If you need the labels - the Counter outperforms the inefficient process of wrapping the list in a Numpy array and then counting. The count() method is extremely fast compared to the other variants, however, it doesn't give us the labels associated with the counts like the other two do. Print( "Counter: %ss" % timeit.Timer(counterObject(words)).timeit( 1000)) Print( "count(): %ss" % timeit.Timer(countFunction(words)).timeit( 1000)) Print( "Pandas/Numpy: %ss" % timeit.Timer(pdNumpy(words)).timeit( 1000)) The task can be broken down into finding occurrences for all words or a single word, and we'll be doing benchmarks for both, starting with all words: import numpy as npĭef pdNumpy( words): def _pdNumpy(): return pd.value_counts(np.array(words))ĭef countFunction( words): def _countFunction():ĭef counterObject( words): def _counterObject(): return collections.Counter(words) Let's benchmark all of these to see how they perform. Naturally - you'll be searching for the most efficient solution if you're dealing with large corpora of words.
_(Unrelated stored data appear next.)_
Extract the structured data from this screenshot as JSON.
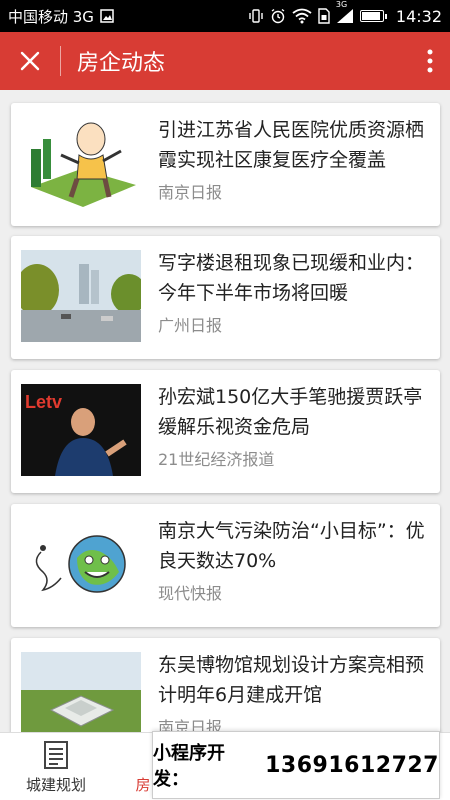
{
  "status_bar": {
    "carrier": "中国移动 3G",
    "network": "3G",
    "time": "14:32",
    "battery_level": 0.82,
    "icons": [
      "image-icon",
      "vibrate-icon",
      "alarm-icon",
      "wifi-icon",
      "sim-icon",
      "signal-icon",
      "battery-icon"
    ]
  },
  "app_bar": {
    "title": "房企动态",
    "close_icon": "close-icon",
    "more_icon": "more-vertical-icon",
    "background": "#d83c34"
  },
  "articles": [
    {
      "title": "引进江苏省人民医院优质资源栖霞实现社区康复医疗全覆盖",
      "source": "南京日报"
    },
    {
      "title": "写字楼退租现象已现缓和业内：今年下半年市场将回暖",
      "source": "广州日报"
    },
    {
      "title": "孙宏斌150亿大手笔驰援贾跃亭缓解乐视资金危局",
      "source": "21世纪经济报道",
      "image_text": "Letv"
    },
    {
      "title": "南京大气污染防治“小目标”：优良天数达70%",
      "source": "现代快报"
    },
    {
      "title": "东吴博物馆规划设计方案亮相预计明年6月建成开馆",
      "source": "南京日报"
    }
  ],
  "tab_bar": {
    "tabs": [
      {
        "label": "城建规划",
        "icon": "document-icon",
        "active": false
      },
      {
        "label": "房",
        "icon": "",
        "active": true
      }
    ]
  },
  "promo": {
    "label": "小程序开发：",
    "phone": "13691612727"
  }
}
HOW TO GET WORD COUNT IN WORD CODE
If you run this code you should see this output: "hello" appears 3 time(s) The code below uses count() to get the number of occurrences for a word in a list: words = The complexity of the count() function is O(n), where n is the number of factors present in the list. The count() method is a built-in function that takes an element as its only argument and returns the number of times that element appears in the list. The "standard" way (no external libraries) to get the count of word occurrences in a list is by using the list object's count() function. This results in: Index: Index(, dtype='object') You can access its values field to get the counts themselves, or index to get the words themselves: df = pd.value_counts(np.array(words)) This results in a DataFrame that contains: hello 3 We can wrap the list into a Numpy array, and then call the value_counts() method of the pd instance (which is also available for all DataFrame instances): import numpy as np The shortest and easiest way to get value counts in an easily-manipulable format ( DataFrame) is via Numpy and Pandas. In practice, you'll use Pandas/Nunpy, the count() function or a Counter as they're pretty convenient to use. This guide will show you three different ways to count the number of word occurrences in a Python list: Say we have a list - we have two occurrences on "b" and one of "a".

Counting the word frequency in a list element in Python is a relatively common task - especially when creating distribution data for histograms.